Acredito que alguns livros não deveriam ser lidos. Não até o fim, pelo menos. Não por todo mundo, quero dizer — essa regra vale para mim. E não que haja qualquer coisa de errada que seja com esses livros em particular, e nem que eles devam ser proibidos. É algo mais como “eu não preciso de fato ler isso aqui”.
Lembro de quando decidi que deveria ler Fundação. Faz um par de anos. Considerado uma das obras primas de Isaac Asimov, Fundação se inspira na obra de Edward Gibbon — que escreveu um dos meus livros favoritos — para contar a história de que providências a humanidade iria tomar depois que previsse o próprio fiasco. E é essencialmente isso o que eu retive da história: uma sinopse curtíssima.
Mas tem uma coisa a respeito desse livro que eu me lembro muito bem, e posso descrever em detalhes. Lembro como se fosse hoje da minha reação ao avançar lentamente através de cada uma das páginas de papel jornal da minha edição. Havia comprado tanto este volume quanto o Prelúdio à Fundação numa promoção de 1 dólar na Better World Books, mas sofri quando os livros chegaram por causa do nível do meu inglês. Outro par de anos mais tarde perguntei sobre a série a alguns amigos que a tinham lido, e finalmente decidi que me aventuraria nos livros pela sua ordem de escrita*.
Acho que o processo todo entre tomar a decisão, pegar o livro nas mãos, e posteriormente depositá-lo na estante lido levou aproximadamente um mês, talvez um pouco mais. E me pareceu muito mais que isso. Cada vez que eu tirava o livro da bolsa, tinha que me convencer de que aquela era uma obra importante e que, se eu me dizia uma fã de ficção-científica, era minha obrigação lê-lo. Só que o livro é muito chato. Muito, muito chato. Me pegava pensando: “Meu deus, quando esse tormento vai acabar?”. Assim, desenvolvi algumas estratégias para manter a atenção na leitura: reparava na quantidade de tempo que se pulava entre uma parte e outra, contava quantas eram as personagens mulheres e qual o papel delas na trama, grifava os trechos em que Asimov conceituava ou retratava o papel social da tecnologia**, notava como era retratado o líder, esse tipo de coisa.
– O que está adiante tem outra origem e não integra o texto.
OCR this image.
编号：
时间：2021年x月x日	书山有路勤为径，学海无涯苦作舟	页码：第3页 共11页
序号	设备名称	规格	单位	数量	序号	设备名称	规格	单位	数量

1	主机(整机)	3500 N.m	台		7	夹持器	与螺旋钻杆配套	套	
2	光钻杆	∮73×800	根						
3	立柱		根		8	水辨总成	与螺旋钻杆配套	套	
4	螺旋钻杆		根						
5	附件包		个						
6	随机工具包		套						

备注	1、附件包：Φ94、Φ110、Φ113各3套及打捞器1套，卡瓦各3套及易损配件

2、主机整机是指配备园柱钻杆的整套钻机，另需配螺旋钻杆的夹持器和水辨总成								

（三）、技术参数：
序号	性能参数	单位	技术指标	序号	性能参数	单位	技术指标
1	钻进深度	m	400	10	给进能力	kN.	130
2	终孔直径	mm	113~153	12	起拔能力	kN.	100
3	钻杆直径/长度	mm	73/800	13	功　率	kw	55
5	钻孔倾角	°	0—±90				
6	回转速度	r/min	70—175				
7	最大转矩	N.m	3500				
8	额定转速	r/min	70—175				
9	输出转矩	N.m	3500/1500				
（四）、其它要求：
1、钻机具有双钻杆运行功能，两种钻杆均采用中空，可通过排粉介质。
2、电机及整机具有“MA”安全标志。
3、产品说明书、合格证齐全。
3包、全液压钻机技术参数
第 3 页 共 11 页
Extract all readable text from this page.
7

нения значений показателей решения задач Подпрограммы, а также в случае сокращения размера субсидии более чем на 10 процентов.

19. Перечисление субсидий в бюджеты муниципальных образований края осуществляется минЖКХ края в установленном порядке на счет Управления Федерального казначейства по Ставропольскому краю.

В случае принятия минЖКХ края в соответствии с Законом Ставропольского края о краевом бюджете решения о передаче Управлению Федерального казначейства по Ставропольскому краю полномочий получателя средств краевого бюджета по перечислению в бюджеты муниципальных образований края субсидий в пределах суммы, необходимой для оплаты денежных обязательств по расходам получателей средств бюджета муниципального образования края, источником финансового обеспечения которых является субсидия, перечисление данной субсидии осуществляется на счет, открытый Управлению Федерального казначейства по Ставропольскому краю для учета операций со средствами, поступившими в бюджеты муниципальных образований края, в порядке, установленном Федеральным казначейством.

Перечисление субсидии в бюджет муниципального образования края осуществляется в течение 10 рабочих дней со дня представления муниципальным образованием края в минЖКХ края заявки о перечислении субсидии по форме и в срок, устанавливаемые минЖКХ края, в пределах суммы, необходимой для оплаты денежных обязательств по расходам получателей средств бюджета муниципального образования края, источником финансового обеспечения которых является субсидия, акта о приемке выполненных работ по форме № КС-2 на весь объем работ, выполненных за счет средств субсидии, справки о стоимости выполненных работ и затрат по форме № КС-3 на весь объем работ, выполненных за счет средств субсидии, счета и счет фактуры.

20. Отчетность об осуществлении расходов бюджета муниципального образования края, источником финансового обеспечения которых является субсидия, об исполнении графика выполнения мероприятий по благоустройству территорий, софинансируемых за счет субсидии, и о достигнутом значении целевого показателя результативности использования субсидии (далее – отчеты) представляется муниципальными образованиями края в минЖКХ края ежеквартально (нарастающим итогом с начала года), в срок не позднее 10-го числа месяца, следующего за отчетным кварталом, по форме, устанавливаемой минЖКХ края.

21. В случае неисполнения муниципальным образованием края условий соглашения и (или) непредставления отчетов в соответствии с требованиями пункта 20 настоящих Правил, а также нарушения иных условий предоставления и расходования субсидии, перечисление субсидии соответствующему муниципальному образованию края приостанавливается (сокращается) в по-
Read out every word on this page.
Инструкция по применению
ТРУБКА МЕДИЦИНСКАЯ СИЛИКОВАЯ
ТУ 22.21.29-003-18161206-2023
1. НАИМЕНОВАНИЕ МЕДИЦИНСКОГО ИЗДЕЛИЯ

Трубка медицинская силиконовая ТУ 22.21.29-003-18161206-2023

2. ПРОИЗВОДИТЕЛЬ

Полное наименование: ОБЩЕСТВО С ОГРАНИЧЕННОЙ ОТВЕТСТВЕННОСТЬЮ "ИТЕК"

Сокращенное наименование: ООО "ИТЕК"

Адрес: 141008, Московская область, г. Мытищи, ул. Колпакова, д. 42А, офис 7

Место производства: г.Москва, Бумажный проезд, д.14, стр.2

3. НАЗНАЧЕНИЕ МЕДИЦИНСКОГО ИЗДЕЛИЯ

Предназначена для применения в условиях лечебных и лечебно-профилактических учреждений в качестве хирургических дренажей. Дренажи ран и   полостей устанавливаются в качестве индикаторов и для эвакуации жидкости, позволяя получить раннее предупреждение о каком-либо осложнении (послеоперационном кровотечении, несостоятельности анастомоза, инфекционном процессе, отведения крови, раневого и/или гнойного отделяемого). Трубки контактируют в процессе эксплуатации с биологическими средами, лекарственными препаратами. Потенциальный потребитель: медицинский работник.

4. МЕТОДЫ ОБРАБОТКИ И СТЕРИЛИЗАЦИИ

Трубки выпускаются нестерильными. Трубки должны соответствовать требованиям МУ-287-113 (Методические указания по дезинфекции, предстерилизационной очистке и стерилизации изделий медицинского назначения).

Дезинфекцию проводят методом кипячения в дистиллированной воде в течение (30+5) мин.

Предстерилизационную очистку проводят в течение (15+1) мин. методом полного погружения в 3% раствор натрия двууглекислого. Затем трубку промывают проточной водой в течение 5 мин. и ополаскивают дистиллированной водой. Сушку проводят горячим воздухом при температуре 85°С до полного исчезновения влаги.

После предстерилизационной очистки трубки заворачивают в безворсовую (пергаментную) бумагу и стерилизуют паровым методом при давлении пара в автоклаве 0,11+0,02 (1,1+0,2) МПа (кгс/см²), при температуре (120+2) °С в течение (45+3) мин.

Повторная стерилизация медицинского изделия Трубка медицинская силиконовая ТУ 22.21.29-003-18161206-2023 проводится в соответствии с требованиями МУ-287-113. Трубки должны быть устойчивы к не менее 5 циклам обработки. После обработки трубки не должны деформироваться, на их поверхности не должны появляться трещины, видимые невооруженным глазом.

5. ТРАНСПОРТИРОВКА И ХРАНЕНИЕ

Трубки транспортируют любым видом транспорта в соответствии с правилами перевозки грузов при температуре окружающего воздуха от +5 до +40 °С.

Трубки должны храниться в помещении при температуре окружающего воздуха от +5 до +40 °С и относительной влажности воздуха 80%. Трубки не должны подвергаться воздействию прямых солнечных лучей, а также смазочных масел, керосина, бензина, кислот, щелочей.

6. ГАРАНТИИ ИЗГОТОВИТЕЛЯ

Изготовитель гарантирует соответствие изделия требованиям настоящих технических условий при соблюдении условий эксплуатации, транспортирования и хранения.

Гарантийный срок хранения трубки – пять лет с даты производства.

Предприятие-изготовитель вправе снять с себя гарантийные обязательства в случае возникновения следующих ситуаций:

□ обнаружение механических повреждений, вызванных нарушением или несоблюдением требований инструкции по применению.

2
Não adiantou. Tive algumas boa idéias durante a leitura, cheguei a algumas conclusões a respeito do Asimov enquanto escritor, mas o que me sobrou da narrativa e do enredo propriamente ditos foi algo próximo de nada. Ler Fundação foi um processo tão cheio de sacrifícios para conseguir me manter atenta na leitura que não consegui extrair nada de bom do livro. Fiquei pensando na minha empolgação ao ler Eu, Robô alguns anos antes, o punhado de contos aleatórios que pegava na internet de vez enquando, e o sentimento era bem oposto. O que raios o Asimov tinha feito em Fundação que tinha tornado o livro o fenômeno cultural que era, se ele (o livro) era tão profunda e absolutamente chato?
Pouquíssima gente que conheço havia de fato lido essa saga do escritor cuja personalidade resume tudo o que há de errado no chamado “universo nerd”. Existem poucas pessoas com quem conversar a respeito das impressões de leitura. Nem por essa experiência paralela, que para mim é uma das mais interessantes quando se trata de consumir algum tipo de obra de arte, Fundação tinha valido a pena. De que maneira eu poderia aproveitar todo esse tempo perdido?
Guardei o livro de volta na estante. Quanto ao Prelúdio, sequer abri. Não preciso continuar lendo isso.
*É uma regra sagrada para mim, que estabeleci ao longo da vida: sempre que me deparar com uma série não-linear, seguir a ordem de publicação. Não sei explicar exatamente o porquê, mas me sinto menos enganada dessa forma.
**Fiz mestrado em uma área interdisciplinar conhecida como Ciência, Tecnologia e Sociedade, uma mistura de história, sociologia, filosofia, design e outras áreas de abrangência indefinida que prega a construção social da tecnologia. A mocinha daquele vídeo descreveria a área com os únicos adjetivos possíveis: “bem louco” e “empolgante”.
Até a segunda parte é até interessante, mas quando começa a falar da trama dos comerciantes é insuportável.
Você me entende!
Bem por aí. Eu já tentei ler a coisa toda duas ou três vezes, e até passei dessa parte dos comerciantes na primeira, mas parei logo depois da parte do Mulo e não peguei de novo.